The most striking UK data released today were the latest set of labour market figures. While the decline in public sector borrowing in December was welcome, if not particularly pronounced, it is the fall in unemployment that really catches the eye. The headline rate fell markedly to 7.1% in the three months to November, with the total number of people out of work falling by 167,000, the largest drop since 1997.
The data are mildly embarrassing for the Bank of England, of course. Under Mark Carney’s flagship ‘forward guidance’ policy, the Monetary Policy Committee promised not to even think about raising rates until unemployment had fallen below 7%. Announced to great fanfare last year, and implicitly aimed at reassuring people that rates wouldn’t rise before 2016, we’re almost through the threshold in well under a year – and almost two years earlier than the bank first thought when the policy was unveiled. Having nailed its colours to the mast, the challenge for the MPC will now be to justify keeping rates low for longer (as I think they want to) without the symbolic policy.
As I take some comfort in the Bank getting its forecasts so badly wrong – all economic forecasts are wrong, and I get similar grief from colleagues and clients when mine go awry, so it’s nice to not be alone – it may seem like today’s data are unambiguously good. But there is a serious implication that is likely to get overlooked, particularly by the coalition government.
The whole reason the MPC specified forward guidance in the way that it did was because they didn’t understand what was happening with productivity. Output per worker (or hour worked, or some other metric) is one of the fundamental drivers of increases in living standards and GDP. Typically, it rises from year to year as we get more advanced machines, learn how to do things more efficiently, or people move from less productive to more productive roles.

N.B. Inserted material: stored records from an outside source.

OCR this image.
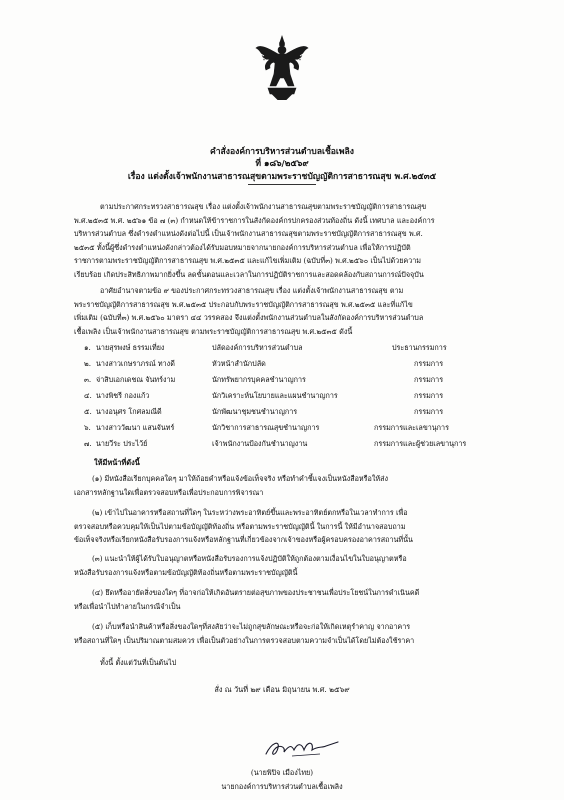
คำสั่งองค์การบริหารส่วนตำบลเชื้อเพลิง
ที่ ๑๘๖/๒๕๖๙
เรื่อง แต่งตั้งเจ้าพนักงานสาธารณสุขตามพระราชบัญญัติการสาธารณสุข พ.ศ.๒๕๓๕
ตามประกาศกระทรวงสาธารณสุข เรื่อง แต่งตั้งเจ้าพนักงานสาธารณสุขตามพระราชบัญญัติการสาธารณสุข
พ.ศ.๒๕๓๕ พ.ศ. ๒๕๖๑ ข้อ ๗ (๓) กำหนดให้ข้าราชการในสังกัดองค์กรปกครองส่วนท้องถิ่น ดังนี้ เทศบาล และองค์การ
บริหารส่วนตำบล ซึ่งดำรงตำแหน่งดังต่อไปนี้ เป็นเจ้าพนักงานสาธารณสุขตามพระราชบัญญัติการสาธารณสุข พ.ศ.
๒๕๓๕ ทั้งนี้ผู้ซึ่งดำรงตำแหน่งดังกล่าวต้องได้รับมอบหมายจากนายกองค์การบริหารส่วนตำบล เพื่อให้การปฏิบัติ
ราชการตามพระราชบัญญัติการสาธารณสุข พ.ศ.๒๕๓๕ และแก้ไขเพิ่มเติม (ฉบับที่๓) พ.ศ.๒๕๖๐ เป็นไปด้วยความ
เรียบร้อย เกิดประสิทธิภาพมากยิ่งขึ้น ลดขั้นตอนและเวลาในการปฏิบัติราชการและสอดคล้องกับสถานการณ์ปัจจุบัน
อาศัยอำนาจตามข้อ ๙ ของประกาศกระทรวงสาธารณสุข เรื่อง แต่งตั้งเจ้าพนักงานสาธารณสุข ตาม
พระราชบัญญัติการสาธารณสุข พ.ศ.๒๕๓๕ ประกอบกับพระราชบัญญัติการสาธารณสุข พ.ศ.๒๕๓๕ และที่แก้ไข
เพิ่มเติม (ฉบับที่๓) พ.ศ.๒๕๖๐ มาตรา ๔๔ วรรคสอง จึงแต่งตั้งพนักงานส่วนตำบลในสังกัดองค์การบริหารส่วนตำบล
เชื้อเพลิง เป็นเจ้าพนักงานสาธารณสุข ตามพระราชบัญญัติการสาธารณสุข พ.ศ.๒๕๓๕ ดังนี้
๑. นายสุรพงษ์ ธรรมเที่ยง	ปลัดองค์การบริหารส่วนตำบล	ประธานกรรมการ
๒. นางสาวเกษราภรณ์ ทางดี	หัวหน้าสำนักปลัด	กรรมการ
๓. จ่าสิบเอกเดชณ จันทร์งาม	นักทรัพยากรบุคคลชำนาญการ	กรรมการ
๔. นางพิชรี กองแก้ว	นักวิเคราะห์นโยบายและแผนชำนาญการ	กรรมการ
๕. นางอนุศร โกศลมณีดี	นักพัฒนาชุมชนชำนาญการ	กรรมการ
๖. นางสาววัฒนา แสนจันทร์	นักวิชาการสาธารณสุขชำนาญการ	กรรมการและเลขานุการ
๗. นายวีระ ประไว้ย์	เจ้าพนักงานป้องกันชำนาญงาน	กรรมการและผู้ช่วยเลขานุการ
ให้มีหน้าที่ดังนี้
(๑) มีหนังสือเรียกบุคคลใดๆ มาให้ถ้อยคำหรือแจ้งข้อเท็จจริง หรือทำคำชี้แจงเป็นหนังสือหรือให้ส่ง
เอกสารหลักฐานใดเพื่อตรวจสอบหรือเพื่อประกอบการพิจารณา
(๒) เข้าไปในอาคารหรือสถานที่ใดๆ ในระหว่างพระอาทิตย์ขึ้นและพระอาทิตย์ตกหรือในเวลาทำการ เพื่อ
ตรวจสอบหรือควบคุมให้เป็นไปตามข้อบัญญัติท้องถิ่น หรือตามพระราชบัญญัตินี้ ในการนี้ ให้มีอำนาจสอบถาม
ข้อเท็จจริงหรือเรียกหนังสือรับรองการแจ้งหรือหลักฐานที่เกี่ยวข้องจากเจ้าของหรือผู้ครอบครองอาคารสถานที่นั้น
(๓) แนะนำให้ผู้ได้รับใบอนุญาตหรือหนังสือรับรองการแจ้งปฏิบัติให้ถูกต้องตามเงื่อนไขในใบอนุญาตหรือ
หนังสือรับรองการแจ้งหรือตามข้อบัญญัติท้องถิ่นหรือตามพระราชบัญญัตินี้
(๔) ยึดหรืออายัดสิ่งของใดๆ ที่อาจก่อให้เกิดอันตรายต่อสุขภาพของประชาชนเพื่อประโยชน์ในการดำเนินคดี
หรือเพื่อนำไปทำลายในกรณีจำเป็น
(๕) เก็บหรือนำสินค้าหรือสิ่งของใดๆที่สงสัยว่าจะไม่ถูกสุขลักษณะหรือจะก่อให้เกิดเหตุรำคาญ จากอาคาร
หรือสถานที่ใดๆ เป็นปริมาณตามสมควร เพื่อเป็นตัวอย่างในการตรวจสอบตามความจำเป็นได้โดยไม่ต้องใช้ราคา
ทั้งนี้ ตั้งแต่วันที่เป็นต้นไป
สั่ง ณ วันที่ ๒๙ เดือน มิถุนายน พ.ศ. ๒๕๖๙
(นายพิปิจ เมืองไทย)
นายกองค์การบริหารส่วนตำบลเชื้อเพลิง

During the financial crisis and Great Recession, productivity plummeted relative to where it probably ‘should’ have been, and took another wallop when the austerity programme started. The big question for all policymakers was whether the decline in productivity would be temporary (cyclical, in the jargon) or permanent (structural). The best case scenario was that it would be temporary, and productivity would bounce back swiftly as the recovery took hold. In that world, it would take a long time for unemployment to fall back towards 6% or so, because firms would be able to meet the increased demand associated with recovery using existing workers and resources (because productivity would be stronger).

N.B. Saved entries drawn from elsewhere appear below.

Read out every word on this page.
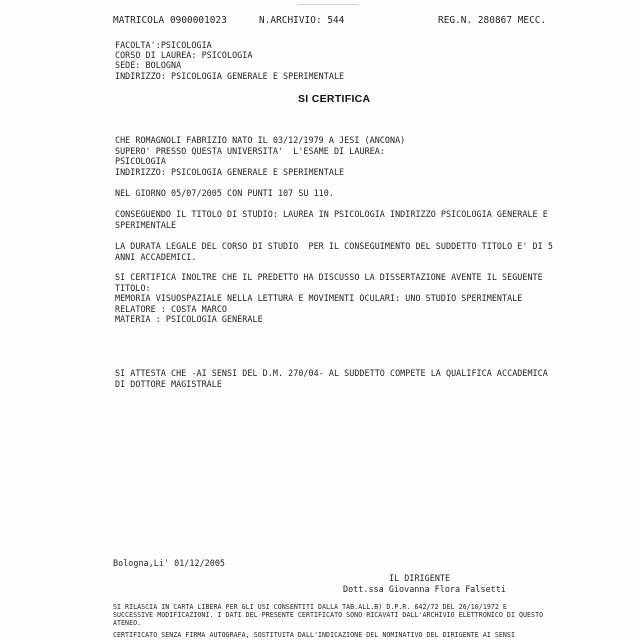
MATRICOLA 0900001023	N.ARCHIVIO: 544	REG.N. 280867 MECC.
FACOLTA':PSICOLOGIA
CORSO DI LAUREA: PSICOLOGIA
SEDE: BOLOGNA
INDIRIZZO: PSICOLOGIA GENERALE E SPERIMENTALE
SI CERTIFICA
CHE ROMAGNOLI FABRIZIO NATO IL 03/12/1979 A JESI (ANCONA)
SUPERO' PRESSO QUESTA UNIVERSITA'  L'ESAME DI LAUREA:
PSICOLOGIA
INDIRIZZO: PSICOLOGIA GENERALE E SPERIMENTALE
NEL GIORNO 05/07/2005 CON PUNTI 107 SU 110.
CONSEGUENDO IL TITOLO DI STUDIO: LAUREA IN PSICOLOGIA INDIRIZZO PSICOLOGIA GENERALE E
SPERIMENTALE
LA DURATA LEGALE DEL CORSO DI STUDIO  PER IL CONSEGUIMENTO DEL SUDDETTO TITOLO E' DI 5
ANNI ACCADEMICI.
SI CERTIFICA INOLTRE CHE IL PREDETTO HA DISCUSSO LA DISSERTAZIONE AVENTE IL SEGUENTE
TITOLO:
MEMORIA VISUOSPAZIALE NELLA LETTURA E MOVIMENTI OCULARI: UNO STUDIO SPERIMENTALE
RELATORE : COSTA MARCO
MATERIA : PSICOLOGIA GENERALE
SI ATTESTA CHE -AI SENSI DEL D.M. 270/04- AL SUDDETTO COMPETE LA QUALIFICA ACCADEMICA
DI DOTTORE MAGISTRALE
Bologna,Li' 01/12/2005
IL DIRIGENTE
Dott.ssa Giovanna Flora Falsetti
SI RILASCIA IN CARTA LIBERA PER GLI USI CONSENTITI DALLA TAB.ALL.B) D.P.R. 642/72 DEL 26/10/1972 E
SUCCESSIVE MODIFICAZIONI. I DATI DEL PRESENTE CERTIFICATO SONO RICAVATI DALL'ARCHIVIO ELETTRONICO DI QUESTO
ATENEO.
CERTIFICATO SENZA FIRMA AUTOGRAFA, SOSTITUITA DALL'INDICAZIONE DEL NOMINATIVO DEL DIRIGENTE AI SENSI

The worst case scenario was that the fall in productivity was permanent, and we would never make up the ground we lost between 2008 and today. In that world, firms have to employ more people to meet stronger demand, implying that unemployment falls more quickly. But the flipside is that the potential supply of the economy – or the sustainable level of national income – is that much weaker, due to the permanent loss of productivity.
After today’s data, it is looking increasingly likely that we are in the worst case scenario, not the best. Conservative estimates of how much national income has been permanently lost were already at 10% of GDP, and those now look too low given the pace of job creation. Assuming the loss is spread equally – which in itself is highly unlikely – every worker in the UK could now be 15% worse off, even before tax rises, benefit cuts, and everything else. And not just in 2014, but every year from now on. If productivity had bounced back, that number would be commensurately smaller.
So although I am glad that people are finding work, and that the recovery does genuinely seem to have materialised, it is not without cost. In part, the sharp fall in unemployment just reflects the deep and lasting scars that the financial crisis and austerity programme have left on the economy. And it looks like we will all pay for that for the rest of our lives.